Localization of Esterase-8 to the short arm of chromosome 3

Linkage studies provided preliminary evidence for the presence of a major anodal esterase locus on chromosome 3 (Goodman et al., Genetics 96:697, 1980). The E8 gene, originally defined by MacDonald and Brewbaker (J. Hered. 65:37, 1974) using null alleles, encodes a highly active, ubiquitous anodal esterase. Several electrophoretic mobility classes for E8 have now been described, including naturally-occurring (Ferl, pers. comm.; Goodman and Stuber, 35th Ann. Corn and Sorghum Res. Conf.) and EMS-induced variants (Birchler, Genetics 92:1211, 1979). Heterozygotes for two different electrophoretic forms produce a three-banded pattern in sporophytic tissues, indicating that E8 is active as a dimer. Pollen from heterozygous plants exhibits only the two homodimer bands, suggesting that the E8 present in pollen is synthesized post-meiotically.

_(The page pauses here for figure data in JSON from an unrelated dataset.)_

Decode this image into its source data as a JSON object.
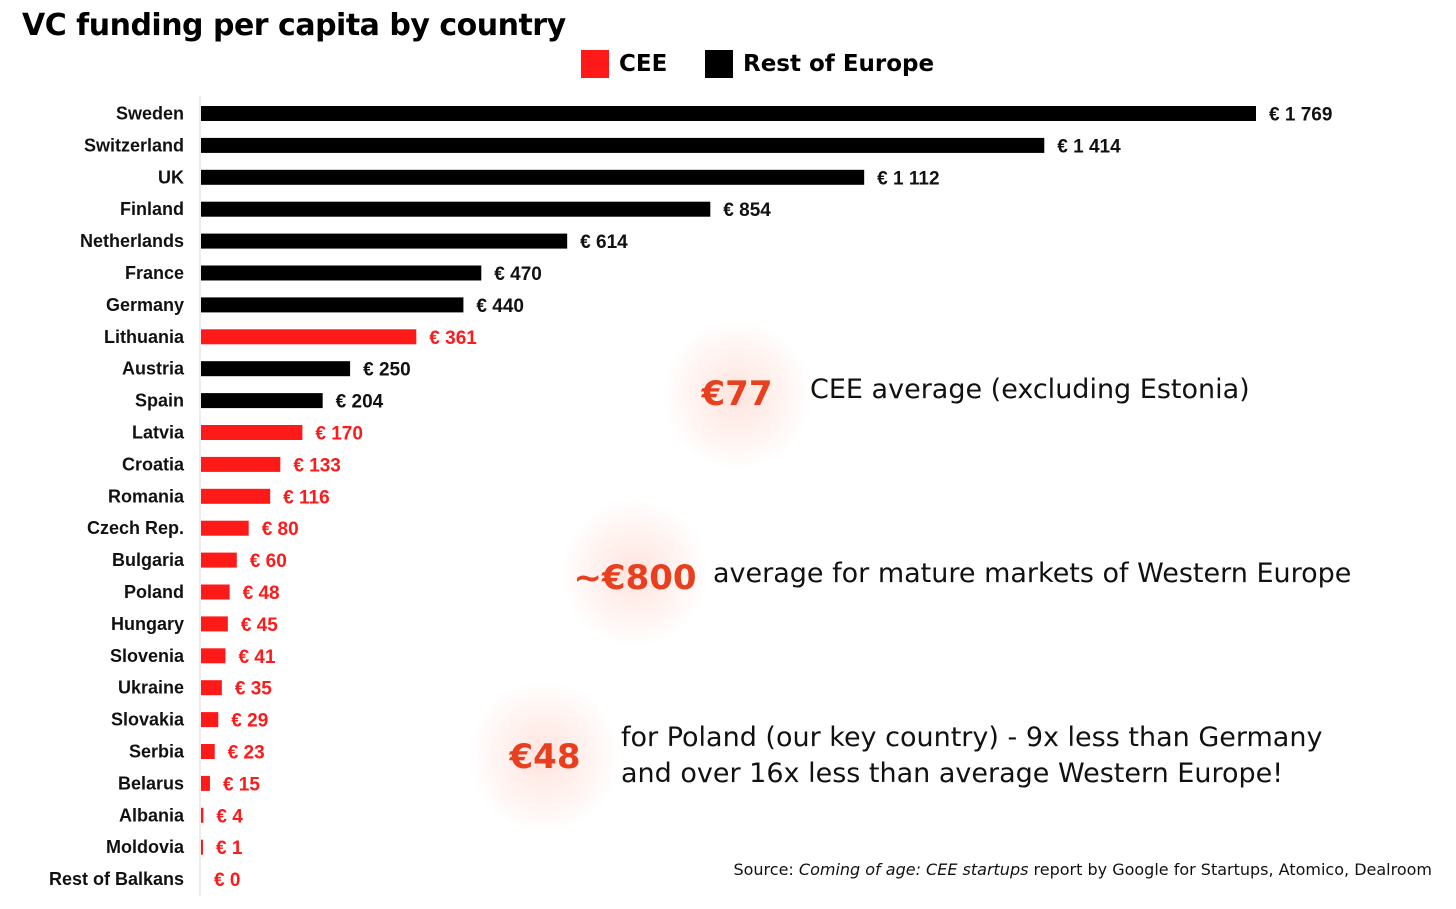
{
  "title": "VC funding per capita by country",
  "legend": [
    {
      "label": "CEE",
      "color": "#ff1a1a"
    },
    {
      "label": "Rest of Europe",
      "color": "#000000"
    }
  ],
  "chart_data": {
    "type": "bar",
    "orientation": "horizontal",
    "title": "VC funding per capita by country",
    "value_prefix": "€ ",
    "categories": [
      "Sweden",
      "Switzerland",
      "UK",
      "Finland",
      "Netherlands",
      "France",
      "Germany",
      "Lithuania",
      "Austria",
      "Spain",
      "Latvia",
      "Croatia",
      "Romania",
      "Czech Rep.",
      "Bulgaria",
      "Poland",
      "Hungary",
      "Slovenia",
      "Ukraine",
      "Slovakia",
      "Serbia",
      "Belarus",
      "Albania",
      "Moldovia",
      "Rest of Balkans"
    ],
    "values": [
      1769,
      1414,
      1112,
      854,
      614,
      470,
      440,
      361,
      250,
      204,
      170,
      133,
      116,
      80,
      60,
      48,
      45,
      41,
      35,
      29,
      23,
      15,
      4,
      1,
      0
    ],
    "value_labels": [
      "€ 1 769",
      "€ 1 414",
      "€ 1 112",
      "€ 854",
      "€ 614",
      "€ 470",
      "€ 440",
      "€ 361",
      "€ 250",
      "€ 204",
      "€ 170",
      "€ 133",
      "€ 116",
      "€ 80",
      "€ 60",
      "€ 48",
      "€ 45",
      "€ 41",
      "€ 35",
      "€ 29",
      "€ 23",
      "€ 15",
      "€ 4",
      "€ 1",
      "€ 0"
    ],
    "group": [
      "Rest of Europe",
      "Rest of Europe",
      "Rest of Europe",
      "Rest of Europe",
      "Rest of Europe",
      "Rest of Europe",
      "Rest of Europe",
      "CEE",
      "Rest of Europe",
      "Rest of Europe",
      "CEE",
      "CEE",
      "CEE",
      "CEE",
      "CEE",
      "CEE",
      "CEE",
      "CEE",
      "CEE",
      "CEE",
      "CEE",
      "CEE",
      "CEE",
      "CEE",
      "CEE"
    ],
    "colors": {
      "CEE": "#ff1a1a",
      "Rest of Europe": "#000000"
    },
    "xlim": [
      0,
      1769
    ],
    "grid": false,
    "legend_position": "top-center"
  },
  "callouts": [
    {
      "value": "€77",
      "text": "CEE average (excluding Estonia)"
    },
    {
      "value": "~€800",
      "text": "average for mature markets of Western Europe"
    },
    {
      "value": "€48",
      "text": "for Poland (our key country) -  9x less than Germany\nand over 16x less than average Western Europe!"
    }
  ],
  "source": {
    "prefix": "Source: ",
    "report": "Coming of age: CEE startups",
    "suffix": " report by Google for Startups, Atomico, Dealroom"
  }
}
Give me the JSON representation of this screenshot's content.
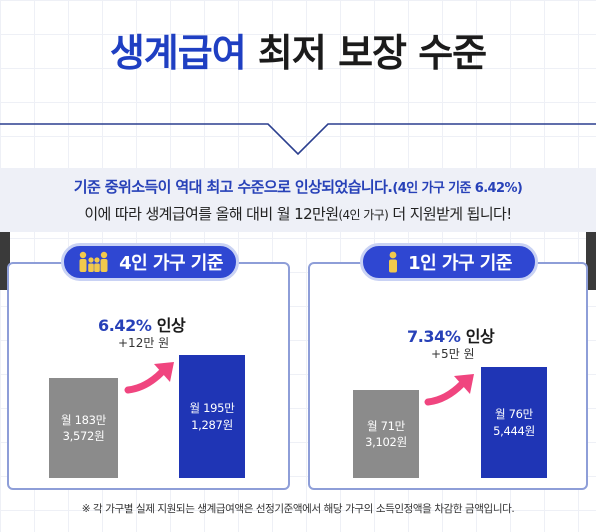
{
  "header": {
    "title_highlight": "생계급여",
    "title_rest": "최저 보장 수준"
  },
  "intro": {
    "line1_main": "기준 중위소득이 역대 최고 수준으로 인상되었습니다.",
    "line1_note": "(4인 가구 기준 6.42%)",
    "line2_a": "이에 따라 생계급여를 올해 대비 월 12만원",
    "line2_small": "(4인 가구)",
    "line2_b": " 더 지원받게 됩니다!"
  },
  "panels": [
    {
      "label": "4인 가구 기준",
      "icon": "family-icon",
      "increase_pct": "6.42%",
      "increase_word": "인상",
      "increase_amount": "+12만 원",
      "before": {
        "line1": "월 183만",
        "line2": "3,572원"
      },
      "after": {
        "line1": "월 195만",
        "line2": "1,287원"
      }
    },
    {
      "label": "1인 가구 기준",
      "icon": "person-icon",
      "increase_pct": "7.34%",
      "increase_word": "인상",
      "increase_amount": "+5만 원",
      "before": {
        "line1": "월 71만",
        "line2": "3,102원"
      },
      "after": {
        "line1": "월 76만",
        "line2": "5,444원"
      }
    }
  ],
  "footnote": "※ 각 가구별 실제 지원되는 생계급여액은 선정기준액에서 해당 가구의 소득인정액을 차감한 금액입니다.",
  "colors": {
    "accent_blue": "#1f3fc2",
    "bar_blue": "#1f35b5",
    "bar_gray": "#8b8b8b",
    "arrow_pink": "#f0457f"
  }
}
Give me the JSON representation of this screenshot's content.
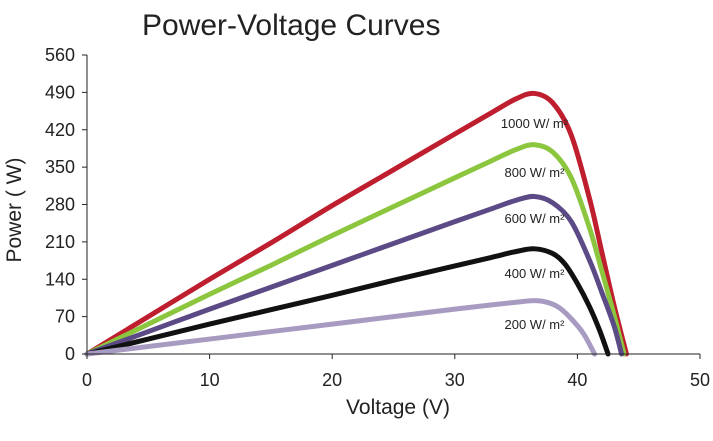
{
  "chart_data": {
    "type": "line",
    "title": "Power-Voltage Curves",
    "xlabel": "Voltage (V)",
    "ylabel": "Power ( W)",
    "xlim": [
      0,
      50
    ],
    "ylim": [
      0,
      560
    ],
    "xticks": [
      "0",
      "10",
      "20",
      "30",
      "40",
      "50"
    ],
    "yticks": [
      "0",
      "70",
      "140",
      "210",
      "280",
      "350",
      "420",
      "490",
      "560"
    ],
    "grid": false,
    "legend": "inline-labels",
    "series": [
      {
        "name": "1000 W/ m²",
        "color": "#be1e2d",
        "label_at": [
          36.5,
          431
        ],
        "x": [
          0,
          5,
          10,
          15,
          20,
          25,
          30,
          33,
          35,
          36.5,
          38,
          39.5,
          41,
          42,
          43,
          44
        ],
        "y": [
          0,
          70,
          140,
          208,
          278,
          345,
          412,
          452,
          478,
          488,
          470,
          410,
          290,
          190,
          90,
          0
        ]
      },
      {
        "name": "800 W/ m²",
        "color": "#8cc63f",
        "label_at": [
          36.5,
          339
        ],
        "x": [
          0,
          5,
          10,
          15,
          20,
          25,
          30,
          33,
          35,
          36.5,
          38,
          39.5,
          41,
          42,
          43,
          43.8
        ],
        "y": [
          0,
          56,
          112,
          166,
          222,
          276,
          330,
          362,
          383,
          392,
          378,
          330,
          235,
          155,
          72,
          0
        ]
      },
      {
        "name": "600 W/ m²",
        "color": "#5b4a85",
        "label_at": [
          36.5,
          253
        ],
        "x": [
          0,
          5,
          10,
          15,
          20,
          25,
          30,
          33,
          35,
          36.5,
          38,
          39.5,
          41,
          42,
          43,
          43.6
        ],
        "y": [
          0,
          42,
          84,
          125,
          166,
          207,
          248,
          272,
          288,
          295,
          283,
          248,
          175,
          115,
          52,
          0
        ]
      },
      {
        "name": "400 W/ m²",
        "color": "#111111",
        "label_at": [
          36.5,
          150
        ],
        "x": [
          0,
          5,
          10,
          15,
          20,
          25,
          30,
          33,
          35,
          36.5,
          38,
          39,
          40,
          41,
          41.8,
          42.5
        ],
        "y": [
          0,
          28,
          56,
          83,
          110,
          138,
          165,
          181,
          192,
          197,
          188,
          168,
          132,
          88,
          45,
          0
        ]
      },
      {
        "name": "200 W/ m²",
        "color": "#a89bc2",
        "label_at": [
          36.5,
          54
        ],
        "x": [
          0,
          5,
          10,
          15,
          20,
          25,
          30,
          33,
          35,
          36.5,
          37.5,
          38.5,
          39.5,
          40.5,
          41.4
        ],
        "y": [
          0,
          14,
          28,
          42,
          56,
          70,
          84,
          92,
          97,
          100,
          97,
          87,
          66,
          38,
          0
        ]
      }
    ]
  }
}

In order to confirm the localization of E8 to chromosome 3, plants carrying the extremely slow-migrating, EMS-induced E8-S allele (Birchler, 1979) were pollinated by TB-3Sb (kindly provided by J. Beckett). Immature kernels were harvested 20 days post-pollination and embryonic (scutellar) and endosperm tissues were separately tested for E8. Of 5 tested individuals with the slow allele, one was euploid; i.e., the endosperm and embryo each carried both the paternal fast and the maternal slow forms. In the embryo, a 1:2:1 FF:FS:SS band ratio was observed, while in the triploid endosperm, the banding pattern was skewed towards the SS form, due to the fact that the maternally-derived S allele is represented twice. Three kernels had only the E8-S allele present in the endosperm and an approximate 4:4:1, FF:FS:SS band ratio in the corresponding embryos. These kernels show uncovering of the maternal form in the endosperm and the complementary duplicated condition in the embryo. One kernel exhibited the reverse of this phenotype: the maternal slow allele was uncovered in the embryo and a 1:2:1 band ratio was observed in the correspondingly hyperploid (S/S/F/F) endosperm.

When coleoptile tissue from a similar cross was examined, five tested seedlings carried the slow allele. One was hypoploid, exhibiting only the maternal, slow allozyme. Another was hyperploid as evidenced by an approximate 4:4:1, FF:FS:SS banding pattern. The remaining three were apparent euploids, with equal paternal and maternal E8 contributions. The hypoploid seedling could not be explained by self-contamination, since this individual was heterozygous for maternal and paternal alleles of Glu (chr. 10), Phi (chr. 1), Pgm1 (chr. 1), and Mdh2 (chr. 6). In the exact reciprocal cross (using the TB-3Sb plant as a female), no-cases of uncovering of the E8-S allele were found.

Collectively, these data place the E8 locus in the region of 3S included in TB-3Sb and confirm the linkage of this gene to other chromosome 3 genes. Since E8 is easy to work with and the dosage of 3S can be readily discerned by its banding ratios in heterozygotes, it should serve as a useful marker for dosage studies involving the short arm of chromosome 3.